Exodus - A Most Authentic Miracle
An old reform rabbi had a horrible nightmare: A holy tribunal had put God on trial, found Him guilty, and sentenced Him to death. The rabbi cried in his sleep, "God is dead!"
"Harvey!" his wife yelled, "Wake up! Why are you so upset?"
"I dreamed that God was dead!" Thinking for a moment she said, "As a little girl my grandmother told me that you dream at night about the things you think about by day."
"That's the problem," answered Harvey, "I haven't thought about God for the past 50 years and therefore this dream may be real."
Recently, David Wolpe, conservative rabbi at Sinai Temple, challenged his faithful in a Passover sermon by stating, "The truth is that virtually every modern archeologist who has investigated the story of the Exodus, with very few exceptions, agrees that the way the Bible describes the Exodus is not the way it happened, if it happened at all."
At Mount Sinai the Lord said, "I am the Lord your God, who brought you out of the land of Egypt, out of the house of slavery." He did not say, "I am the Lord who created heaven and earth." Scholars point out there were no witnesses to creation, but there were millions who actually experienced the exodus from Egyptian enslavement.
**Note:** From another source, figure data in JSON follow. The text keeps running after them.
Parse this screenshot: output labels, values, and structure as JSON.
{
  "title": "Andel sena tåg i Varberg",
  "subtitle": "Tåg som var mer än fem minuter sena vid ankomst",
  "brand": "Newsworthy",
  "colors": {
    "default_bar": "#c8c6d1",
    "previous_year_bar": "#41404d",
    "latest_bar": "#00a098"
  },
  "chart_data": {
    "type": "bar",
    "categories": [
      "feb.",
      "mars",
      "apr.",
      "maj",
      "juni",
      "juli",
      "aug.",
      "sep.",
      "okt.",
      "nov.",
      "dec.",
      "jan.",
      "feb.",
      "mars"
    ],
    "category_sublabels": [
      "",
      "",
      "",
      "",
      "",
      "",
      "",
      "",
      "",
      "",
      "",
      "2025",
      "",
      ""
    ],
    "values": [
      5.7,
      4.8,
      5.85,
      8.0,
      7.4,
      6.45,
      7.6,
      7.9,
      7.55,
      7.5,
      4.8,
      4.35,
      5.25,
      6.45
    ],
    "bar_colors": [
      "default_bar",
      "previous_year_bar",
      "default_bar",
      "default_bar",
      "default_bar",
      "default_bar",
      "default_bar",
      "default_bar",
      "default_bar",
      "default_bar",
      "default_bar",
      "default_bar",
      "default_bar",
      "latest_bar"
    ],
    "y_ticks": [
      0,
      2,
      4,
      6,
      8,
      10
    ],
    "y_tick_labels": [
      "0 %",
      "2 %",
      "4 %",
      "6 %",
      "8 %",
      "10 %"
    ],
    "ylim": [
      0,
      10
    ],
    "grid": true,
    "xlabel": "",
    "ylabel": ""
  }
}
To hear a sermon stating that archeologists are questioning Jewish enslavement makes me sad. One knows that Jesus' last meal was a Passover supper honoring the story of the Jews' massive exodus from Egypt. Major religions recognize the Bible's account of the exodus as authentic.
Living in a time of outrageous audacity, the rabbi's challenge fits with today's chutzpah. His rhetoric sounds like a Holocaust revisionist challenging that six million Jews were never killed, claiming that they just disappeared.
Not too long ago a mammoth mausoleum was uncovered in Egypt. It is believed to have more than 62 chambers. The period given for the mass tombs is the same as when the Hebrews were in Egypt. The king was called Ramses al-Akbar - Ramses the greatest. He is the same king that Moses spoke to as recorded in the biblical book of Exodus. One of the tombs is said to contain the dead first-born who died in the tenth plague in 1212 B.C. as recorded in the Bible. This is the same date the Jewish people give for their Exodus.
Whether the Old Testament has been superseded by the New Testament or Koran is religiously debatable but the fact of Israel's enslavement and massive exodus has never been questioned by religious leaders. That is, until now.
If there is no Passover miracle to celebrate then there is no need for a spiritual leader, at a synagogue named Sinai.
When world religious leaders celebrate their honored festivals they transmit the message of God's intervention in miraculous ways. As my grandfather said, "We Jews don't believe in miracles, we just count on them."